Select the Hardware to Use
Choose the actual DSP and FPGA processors you want in your system from the list of supported modules, then describe the hardware links they will use to intercommunicate.
Map Your Code to the Hardware
Finally, let Diamond know on which processor each of your tasks must run.
Once you have completed these steps, Diamond can do everything else needed to construct your complete application.
Today’s high performance applications often contain a combination of DSPs and FPGAs as well as high-speed data acquisition devices. Hardware vendors provide solutions that make it easy for customers to tailor complex and high-performance hardware systems from DSP, FPGA, and I/O components. The vast majority of DSP development tools focus on targeting a specific single device. For example, in the case of C6000 program development, Code Composer Studio from Texas Instruments has been designed to handle applications running on one DSP. Similarly, the Xilinx System-Generator tool also targets a single processor.
It is possible to use these tools for multiprocessor development, but their lack of any form of true multiprocessor support adds non-trivial complications to both the development process and the final deployment of applications. Perhaps the worst of these complications is the way in which the absence of a coherent multiprocessor model inevitably leads to knowledge of the hardware structure being hard-coded into the design from an early stage of development. This makes it difficult to change the system once the different parts have been completed.
3L Diamond enhances these single-processor tools by providing a proven and simple multiprocessor model with a level of abstraction that leads to efficient, coherent, reliable, and flexible systems. Based on the Communicating Sequential Processes (CSP) model, Diamond gives an extremely simple but powerful way to develop applications that make use of one or more processors. You build your application from tasks, self-contained blocks of code that communicate with other tasks using an abstraction called a channel. Diamond automatically implements references to channels using the target hardware's most effective physical data-transfer mechanisms.
A task can be built for processor-based technologies (such as DSPs) or logic-based technologies (such as FPGAs), and gives you a simple but efficient abstraction from the actual hardware. This abstraction hides many of the low-level details letting you enjoy greater independence from the hardware. The structure of an application is independent of the actual processors on which the tasks are placed. You can choose the most appropriate hardware, and even update with very little effort to newer generations as they become available.
A processor-based element, like a DSP or PowerPC, executes a sequential program. It typically executes a small number of discrete instructions (often only one) for each clock cycle. Such processing elements are well-suited to sequential operations and calculations: high-level control algorithms, for example.

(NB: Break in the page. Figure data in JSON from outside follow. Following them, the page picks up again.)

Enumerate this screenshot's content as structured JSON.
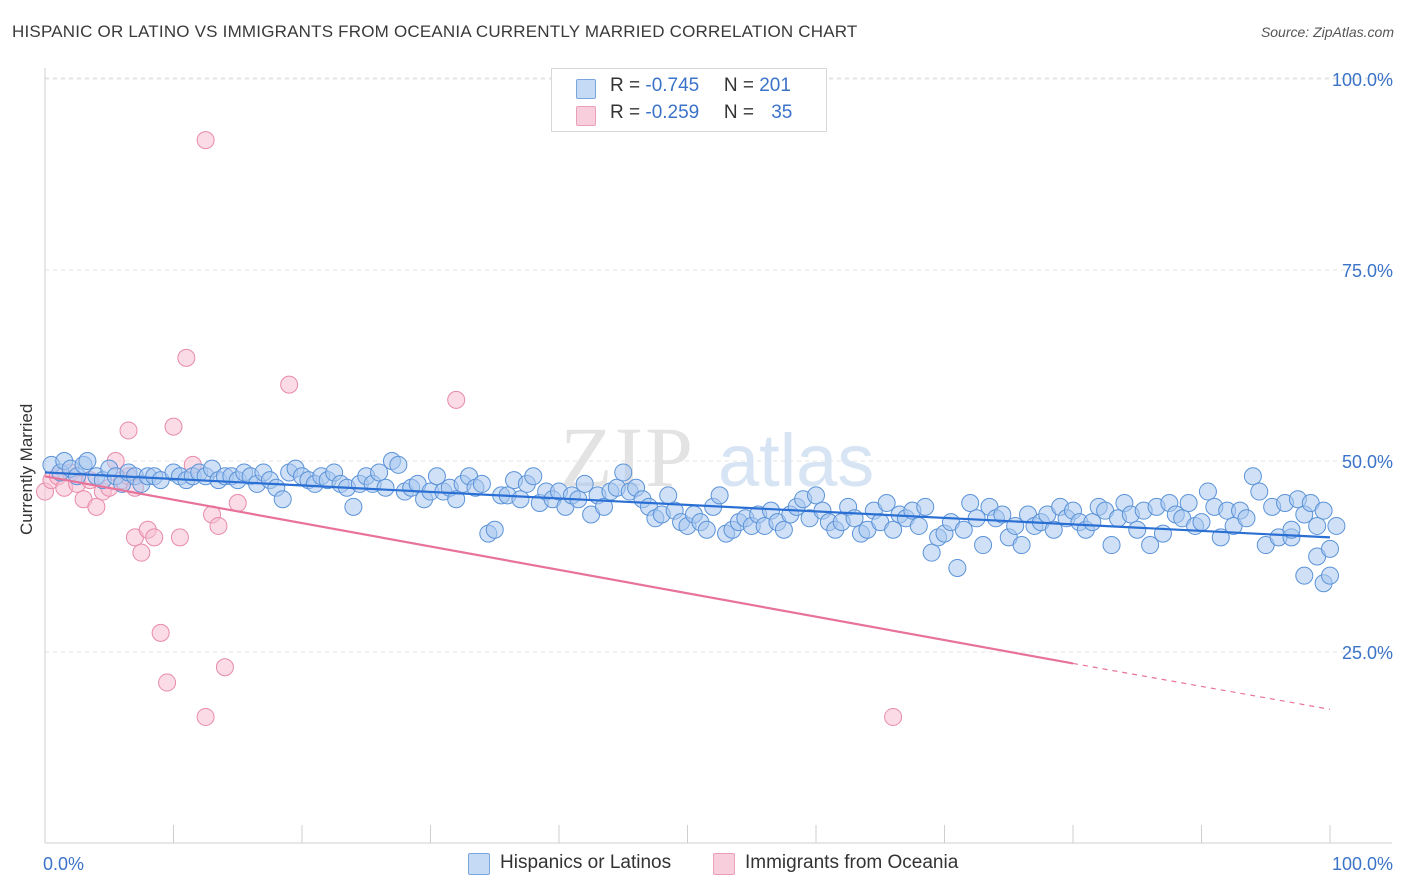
{
  "header": {
    "title": "HISPANIC OR LATINO VS IMMIGRANTS FROM OCEANIA CURRENTLY MARRIED CORRELATION CHART",
    "source": "Source: ZipAtlas.com"
  },
  "watermark": {
    "text_zip": "ZIP",
    "text_atlas": "atlas"
  },
  "legend": {
    "rows": [
      {
        "r_label": "R = ",
        "r_value": "-0.745",
        "n_label": "N = ",
        "n_value": "201",
        "color": "#a9c8f0"
      },
      {
        "r_label": "R = ",
        "r_value": "-0.259",
        "n_label": "N = ",
        "n_value": "35",
        "color": "#f5b8cc"
      }
    ]
  },
  "bottom_legend": {
    "series1": "Hispanics or Latinos",
    "series2": "Immigrants from Oceania"
  },
  "colors": {
    "blue_fill": "#a9c8f0",
    "blue_stroke": "#5b93d8",
    "blue_line": "#2a6fd4",
    "pink_fill": "#f7c0d2",
    "pink_stroke": "#e88aaa",
    "pink_line": "#e8739a",
    "axis_label": "#3b73c9"
  },
  "chart_data": {
    "type": "scatter",
    "title": "HISPANIC OR LATINO VS IMMIGRANTS FROM OCEANIA CURRENTLY MARRIED CORRELATION CHART",
    "xlabel": "",
    "ylabel": "Currently Married",
    "xlim": [
      0,
      100
    ],
    "ylim": [
      0,
      105
    ],
    "x_tick_labels": [
      "0.0%",
      "100.0%"
    ],
    "y_ticks": [
      25,
      50,
      75,
      100
    ],
    "y_tick_labels": [
      "25.0%",
      "50.0%",
      "75.0%",
      "100.0%"
    ],
    "grid": true,
    "legend_position": "top-center",
    "series": [
      {
        "name": "Hispanics or Latinos",
        "r": -0.745,
        "n": 201,
        "trend": {
          "x": [
            0,
            100
          ],
          "y": [
            48.5,
            40.0
          ]
        },
        "points": [
          [
            0.5,
            49.5
          ],
          [
            1.2,
            48.5
          ],
          [
            1.5,
            50.0
          ],
          [
            2.0,
            49.0
          ],
          [
            2.5,
            48.0
          ],
          [
            3.0,
            49.5
          ],
          [
            3.3,
            50.0
          ],
          [
            4.0,
            48.0
          ],
          [
            4.5,
            47.5
          ],
          [
            5.0,
            49.0
          ],
          [
            5.5,
            48.0
          ],
          [
            6.0,
            47.0
          ],
          [
            6.5,
            48.5
          ],
          [
            7.0,
            48.0
          ],
          [
            7.5,
            47.0
          ],
          [
            8.0,
            48.0
          ],
          [
            8.5,
            48.0
          ],
          [
            9.0,
            47.5
          ],
          [
            10.0,
            48.5
          ],
          [
            10.5,
            48.0
          ],
          [
            11.0,
            47.5
          ],
          [
            11.5,
            48.0
          ],
          [
            12.0,
            48.5
          ],
          [
            12.5,
            48.0
          ],
          [
            13.0,
            49.0
          ],
          [
            13.5,
            47.5
          ],
          [
            14.0,
            48.0
          ],
          [
            14.5,
            48.0
          ],
          [
            15.0,
            47.5
          ],
          [
            15.5,
            48.5
          ],
          [
            16.0,
            48.0
          ],
          [
            16.5,
            47.0
          ],
          [
            17.0,
            48.5
          ],
          [
            17.5,
            47.5
          ],
          [
            18.0,
            46.5
          ],
          [
            18.5,
            45.0
          ],
          [
            19.0,
            48.5
          ],
          [
            19.5,
            49.0
          ],
          [
            20.0,
            48.0
          ],
          [
            20.5,
            47.5
          ],
          [
            21.0,
            47.0
          ],
          [
            21.5,
            48.0
          ],
          [
            22.0,
            47.5
          ],
          [
            22.5,
            48.5
          ],
          [
            23.0,
            47.0
          ],
          [
            23.5,
            46.5
          ],
          [
            24.0,
            44.0
          ],
          [
            24.5,
            47.0
          ],
          [
            25.0,
            48.0
          ],
          [
            25.5,
            47.0
          ],
          [
            26.0,
            48.5
          ],
          [
            26.5,
            46.5
          ],
          [
            27.0,
            50.0
          ],
          [
            27.5,
            49.5
          ],
          [
            28.0,
            46.0
          ],
          [
            28.5,
            46.5
          ],
          [
            29.0,
            47.0
          ],
          [
            29.5,
            45.0
          ],
          [
            30.0,
            46.0
          ],
          [
            30.5,
            48.0
          ],
          [
            31.0,
            46.0
          ],
          [
            31.5,
            46.5
          ],
          [
            32.0,
            45.0
          ],
          [
            32.5,
            47.0
          ],
          [
            33.0,
            48.0
          ],
          [
            33.5,
            46.5
          ],
          [
            34.0,
            47.0
          ],
          [
            34.5,
            40.5
          ],
          [
            35.0,
            41.0
          ],
          [
            35.5,
            45.5
          ],
          [
            36.0,
            45.5
          ],
          [
            36.5,
            47.5
          ],
          [
            37.0,
            45.0
          ],
          [
            37.5,
            47.0
          ],
          [
            38.0,
            48.0
          ],
          [
            38.5,
            44.5
          ],
          [
            39.0,
            46.0
          ],
          [
            39.5,
            45.0
          ],
          [
            40.0,
            46.0
          ],
          [
            40.5,
            44.0
          ],
          [
            41.0,
            45.5
          ],
          [
            41.5,
            45.0
          ],
          [
            42.0,
            47.0
          ],
          [
            42.5,
            43.0
          ],
          [
            43.0,
            45.5
          ],
          [
            43.5,
            44.0
          ],
          [
            44.0,
            46.0
          ],
          [
            44.5,
            46.5
          ],
          [
            45.0,
            48.5
          ],
          [
            45.5,
            46.0
          ],
          [
            46.0,
            46.5
          ],
          [
            46.5,
            45.0
          ],
          [
            47.0,
            44.0
          ],
          [
            47.5,
            42.5
          ],
          [
            48.0,
            43.0
          ],
          [
            48.5,
            45.5
          ],
          [
            49.0,
            43.5
          ],
          [
            49.5,
            42.0
          ],
          [
            50.0,
            41.5
          ],
          [
            50.5,
            43.0
          ],
          [
            51.0,
            42.0
          ],
          [
            51.5,
            41.0
          ],
          [
            52.0,
            44.0
          ],
          [
            52.5,
            45.5
          ],
          [
            53.0,
            40.5
          ],
          [
            53.5,
            41.0
          ],
          [
            54.0,
            42.0
          ],
          [
            54.5,
            42.5
          ],
          [
            55.0,
            41.5
          ],
          [
            55.5,
            43.0
          ],
          [
            56.0,
            41.5
          ],
          [
            56.5,
            43.5
          ],
          [
            57.0,
            42.0
          ],
          [
            57.5,
            41.0
          ],
          [
            58.0,
            43.0
          ],
          [
            58.5,
            44.0
          ],
          [
            59.0,
            45.0
          ],
          [
            59.5,
            42.5
          ],
          [
            60.0,
            45.5
          ],
          [
            60.5,
            43.5
          ],
          [
            61.0,
            42.0
          ],
          [
            61.5,
            41.0
          ],
          [
            62.0,
            42.0
          ],
          [
            62.5,
            44.0
          ],
          [
            63.0,
            42.5
          ],
          [
            63.5,
            40.5
          ],
          [
            64.0,
            41.0
          ],
          [
            64.5,
            43.5
          ],
          [
            65.0,
            42.0
          ],
          [
            65.5,
            44.5
          ],
          [
            66.0,
            41.0
          ],
          [
            66.5,
            43.0
          ],
          [
            67.0,
            42.5
          ],
          [
            67.5,
            43.5
          ],
          [
            68.0,
            41.5
          ],
          [
            68.5,
            44.0
          ],
          [
            69.0,
            38.0
          ],
          [
            69.5,
            40.0
          ],
          [
            70.0,
            40.5
          ],
          [
            70.5,
            42.0
          ],
          [
            71.0,
            36.0
          ],
          [
            71.5,
            41.0
          ],
          [
            72.0,
            44.5
          ],
          [
            72.5,
            42.5
          ],
          [
            73.0,
            39.0
          ],
          [
            73.5,
            44.0
          ],
          [
            74.0,
            42.5
          ],
          [
            74.5,
            43.0
          ],
          [
            75.0,
            40.0
          ],
          [
            75.5,
            41.5
          ],
          [
            76.0,
            39.0
          ],
          [
            76.5,
            43.0
          ],
          [
            77.0,
            41.5
          ],
          [
            77.5,
            42.0
          ],
          [
            78.0,
            43.0
          ],
          [
            78.5,
            41.0
          ],
          [
            79.0,
            44.0
          ],
          [
            79.5,
            42.5
          ],
          [
            80.0,
            43.5
          ],
          [
            80.5,
            42.0
          ],
          [
            81.0,
            41.0
          ],
          [
            81.5,
            42.0
          ],
          [
            82.0,
            44.0
          ],
          [
            82.5,
            43.5
          ],
          [
            83.0,
            39.0
          ],
          [
            83.5,
            42.5
          ],
          [
            84.0,
            44.5
          ],
          [
            84.5,
            43.0
          ],
          [
            85.0,
            41.0
          ],
          [
            85.5,
            43.5
          ],
          [
            86.0,
            39.0
          ],
          [
            86.5,
            44.0
          ],
          [
            87.0,
            40.5
          ],
          [
            87.5,
            44.5
          ],
          [
            88.0,
            43.0
          ],
          [
            88.5,
            42.5
          ],
          [
            89.0,
            44.5
          ],
          [
            89.5,
            41.5
          ],
          [
            90.0,
            42.0
          ],
          [
            90.5,
            46.0
          ],
          [
            91.0,
            44.0
          ],
          [
            91.5,
            40.0
          ],
          [
            92.0,
            43.5
          ],
          [
            92.5,
            41.5
          ],
          [
            93.0,
            43.5
          ],
          [
            93.5,
            42.5
          ],
          [
            94.0,
            48.0
          ],
          [
            94.5,
            46.0
          ],
          [
            95.0,
            39.0
          ],
          [
            95.5,
            44.0
          ],
          [
            96.0,
            40.0
          ],
          [
            96.5,
            44.5
          ],
          [
            97.0,
            40.0
          ],
          [
            97.5,
            45.0
          ],
          [
            98.0,
            43.0
          ],
          [
            98.5,
            44.5
          ],
          [
            99.0,
            41.5
          ],
          [
            99.5,
            43.5
          ],
          [
            99.0,
            37.5
          ],
          [
            100.0,
            38.5
          ],
          [
            98.0,
            35.0
          ],
          [
            99.5,
            34.0
          ],
          [
            100.0,
            35.0
          ],
          [
            100.5,
            41.5
          ],
          [
            97.0,
            41.0
          ]
        ]
      },
      {
        "name": "Immigrants from Oceania",
        "r": -0.259,
        "n": 35,
        "trend": {
          "x": [
            0,
            80
          ],
          "y": [
            48.0,
            23.5
          ]
        },
        "trend_dashed": {
          "x": [
            80,
            100
          ],
          "y": [
            23.5,
            17.5
          ]
        },
        "points": [
          [
            0.0,
            46.0
          ],
          [
            0.5,
            47.5
          ],
          [
            1.0,
            48.0
          ],
          [
            1.5,
            46.5
          ],
          [
            2.0,
            48.5
          ],
          [
            2.5,
            47.0
          ],
          [
            3.0,
            45.0
          ],
          [
            3.5,
            47.5
          ],
          [
            4.0,
            44.0
          ],
          [
            4.5,
            46.0
          ],
          [
            5.0,
            46.5
          ],
          [
            5.5,
            50.0
          ],
          [
            6.0,
            47.5
          ],
          [
            6.5,
            48.0
          ],
          [
            7.0,
            46.5
          ],
          [
            6.5,
            54.0
          ],
          [
            7.0,
            40.0
          ],
          [
            7.5,
            38.0
          ],
          [
            8.0,
            41.0
          ],
          [
            8.5,
            40.0
          ],
          [
            9.0,
            27.5
          ],
          [
            9.5,
            21.0
          ],
          [
            10.0,
            54.5
          ],
          [
            10.5,
            40.0
          ],
          [
            11.0,
            63.5
          ],
          [
            11.5,
            49.5
          ],
          [
            12.5,
            16.5
          ],
          [
            12.5,
            92.0
          ],
          [
            13.0,
            43.0
          ],
          [
            13.5,
            41.5
          ],
          [
            14.0,
            23.0
          ],
          [
            15.0,
            44.5
          ],
          [
            19.0,
            60.0
          ],
          [
            32.0,
            58.0
          ],
          [
            66.0,
            16.5
          ]
        ]
      }
    ]
  }
}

A task on a processor like these is a complete C program that has been compiled and linked against the Diamond run-time library and any user libraries it may require. Each task has its own main function and this is invoked as a thread when the task starts to execute. You may place as many tasks on a processor as you wish; you are only limited by the amount of private memory the processor can access.
Tasks have full access to the capabilities of the processor on which they are running, and Diamond provides controlled access to features such as DMA channels and other peripherals. The configurer will place a microkernel on each DSP in the system. This kernel provides the primitives needed by Diamond (semaphores, events, timers, threads) and controls the basic operation of the processor by handling interrupts, devices, threads, and context switching.
Logic-based processing elements such as FPGAs are well suited to highly parallel processing, where, during any particular clock cycle, the FPGA may be performing a great many operations in parallel.
This kind of processing is very well suited to calculations like correlations and filters. Using Diamond, you can incorporate these processing elements into your system and populate them with VHDL tasks following the same model you would use with processor-based tasks. Diamond takes care of adding any communication resources that you may require to connect these processing elements to the rest of your system. Diamond also takes care of issues such as clock domains and clock domain crossings.